I haven’t talk to him personally since this year’s Canadian Golf Hall of Fame inductees were announced last week, but by all accounts, Dick Zokol was magnanimous about not being included in the Class of 2010.
Zokol is known to have very strong opinions about the way golf should be run in this country, but having said that, he is also a classy dude with a sense of humour and a strong focus right now on Sagebrush, the new British Columbia course he’s involved with that, by all accounts I’ve heard, is incredible.
Not all were as laid-back as Zokol about him not going in this year. I was worried about the blood pressure of media colleague Robert Thompson who went over the top after the announcement:
“I wonder who Richard has pissed off at the ultra-political HOF and the RCGA. After all, he had two PGA Tour wins, was a long-time PGA Tour pro, led the NCAA champion BYU team, and won a Canadian Amateur. And this is the organization that kept Moe Norman out of its HOF for a long period of time before begrudgingly admitting him. Zokol has been outspoken — often about the RCGA — so I wonder if that keeps the door shut for him.”
If Zokol is concerned, and he probably has other things on his mind these days, he should be confident in the fact that he will be named sometime soon, probably in the next couple of years.
As for Thompson, he and I have sparred regularly in good humour about Hall of Fame selections, most recently the induction of Mike Weir.
It’s not that Thompson felt Weir didn’t belong, just that it seemed premature with some potentially good years ahead in his career while I felt Weir’s selection illustrated his incredible impact on the game in Canada, which makes him exceptional.
The positive thing about such debate is that people care about who is being recognized for their contributions to Canadian golf. I don’t know of any Hall of Fame in any sport that doesn’t cause controversy about who’s going in or who isn’t going in whenever a group of inductees is named.
The Canadian Golf Hall of Fame, or any provincial golf hall of fame, often finds themselves in awkward positions. While most people automatically think of tour pros and former tour pros such as Weir or Zokol for induction, they must also consider amateurs and builders of the game.
That’s what I liked about this year’s inductees into the Canadian hall and two of them, Brent Franklin and the late Ben Kern, could just have easily slipped through the cracks if they didn’t go in this year. Graham Cooke, the other 2010 inductee, is still active as a player and course designer.

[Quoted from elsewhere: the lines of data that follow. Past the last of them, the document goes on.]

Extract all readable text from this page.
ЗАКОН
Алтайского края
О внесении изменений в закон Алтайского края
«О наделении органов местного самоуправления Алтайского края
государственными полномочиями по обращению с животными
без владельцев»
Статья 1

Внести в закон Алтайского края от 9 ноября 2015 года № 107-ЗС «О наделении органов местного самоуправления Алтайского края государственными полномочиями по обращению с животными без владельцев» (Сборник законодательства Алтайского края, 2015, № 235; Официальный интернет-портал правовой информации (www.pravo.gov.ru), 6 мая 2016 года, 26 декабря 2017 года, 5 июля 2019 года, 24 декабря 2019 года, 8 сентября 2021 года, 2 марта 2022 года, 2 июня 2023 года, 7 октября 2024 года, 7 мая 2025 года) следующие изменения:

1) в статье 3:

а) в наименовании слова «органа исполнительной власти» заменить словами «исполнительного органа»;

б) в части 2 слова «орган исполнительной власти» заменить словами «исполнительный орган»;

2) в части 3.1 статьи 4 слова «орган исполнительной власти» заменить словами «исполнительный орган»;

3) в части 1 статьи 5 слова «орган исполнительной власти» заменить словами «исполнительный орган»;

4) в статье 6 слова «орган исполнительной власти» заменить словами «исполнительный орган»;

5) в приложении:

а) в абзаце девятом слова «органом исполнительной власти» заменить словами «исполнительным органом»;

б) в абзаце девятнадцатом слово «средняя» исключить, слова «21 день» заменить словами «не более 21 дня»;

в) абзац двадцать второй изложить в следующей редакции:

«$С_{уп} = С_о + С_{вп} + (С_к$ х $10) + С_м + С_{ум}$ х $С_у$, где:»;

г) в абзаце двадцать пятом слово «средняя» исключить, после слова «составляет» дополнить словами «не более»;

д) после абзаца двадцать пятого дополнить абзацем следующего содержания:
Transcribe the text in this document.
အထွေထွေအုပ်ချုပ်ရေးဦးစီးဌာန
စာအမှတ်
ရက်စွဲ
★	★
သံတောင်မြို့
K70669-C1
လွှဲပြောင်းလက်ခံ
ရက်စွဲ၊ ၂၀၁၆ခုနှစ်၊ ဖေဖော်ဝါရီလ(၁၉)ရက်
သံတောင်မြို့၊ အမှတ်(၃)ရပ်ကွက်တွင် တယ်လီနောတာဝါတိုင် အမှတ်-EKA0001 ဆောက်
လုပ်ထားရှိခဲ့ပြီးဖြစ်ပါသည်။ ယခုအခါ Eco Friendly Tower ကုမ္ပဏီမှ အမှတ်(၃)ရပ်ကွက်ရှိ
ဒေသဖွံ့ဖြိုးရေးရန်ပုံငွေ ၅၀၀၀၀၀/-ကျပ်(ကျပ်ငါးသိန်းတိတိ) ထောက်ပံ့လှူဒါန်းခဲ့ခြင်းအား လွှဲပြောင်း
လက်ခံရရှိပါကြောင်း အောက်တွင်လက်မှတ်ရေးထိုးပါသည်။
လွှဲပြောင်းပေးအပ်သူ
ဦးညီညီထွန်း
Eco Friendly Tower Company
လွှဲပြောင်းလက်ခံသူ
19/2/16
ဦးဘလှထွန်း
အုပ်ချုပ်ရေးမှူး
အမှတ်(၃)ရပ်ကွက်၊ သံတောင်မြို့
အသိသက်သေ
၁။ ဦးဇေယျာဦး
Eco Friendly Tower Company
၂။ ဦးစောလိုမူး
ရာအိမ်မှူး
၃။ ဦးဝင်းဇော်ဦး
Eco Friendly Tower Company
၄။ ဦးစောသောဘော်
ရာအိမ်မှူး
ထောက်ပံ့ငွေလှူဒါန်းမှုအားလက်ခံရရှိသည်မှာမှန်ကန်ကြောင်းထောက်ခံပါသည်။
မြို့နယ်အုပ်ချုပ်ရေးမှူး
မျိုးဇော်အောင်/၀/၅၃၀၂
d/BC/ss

Mind you, Kern did play on the PGA Tour, but his biggest achievements were realized behind the scenes with his work as a club professional, a member of the Canadian PGA and a promoter of junior golf programs.
All three of this year’s inductees are deserving and thankfully, Franklin and Kern didn’t get overlooked, but that possibility illustrates the importance of the golf industry getting involved in nominating potential inductees for their contributions, either to the provincial or national halls of fame.
A tour pro is obvious as a candidate, but those working within the industry often see the contributions of unheralded people who may deserve consideration, not only for hall of fame induction but other honours as well.
That’s why I was particularly pleased to see an innovator and administrator such as George Clifton inducted into the Ontario Golf Hall of Fame last year.
With halls of fame, each has its own nomination process that is easily attainable. With the Canadian Golf Hall of Fame, they may deem somebody’s impact as being more regional in nature than national.
There will always be people who disagree with you, but as frustrating as it may get, consideration for such an honour for the individual starts with the nomination. It’s like a lottery ticket – you don’t win a cool million unless you buy the ticket first.
For that reason, the golf industry, with its ability to spot enormous contributions away from the spotlight, is perfectly suited to start the process for people who deserve such an honour.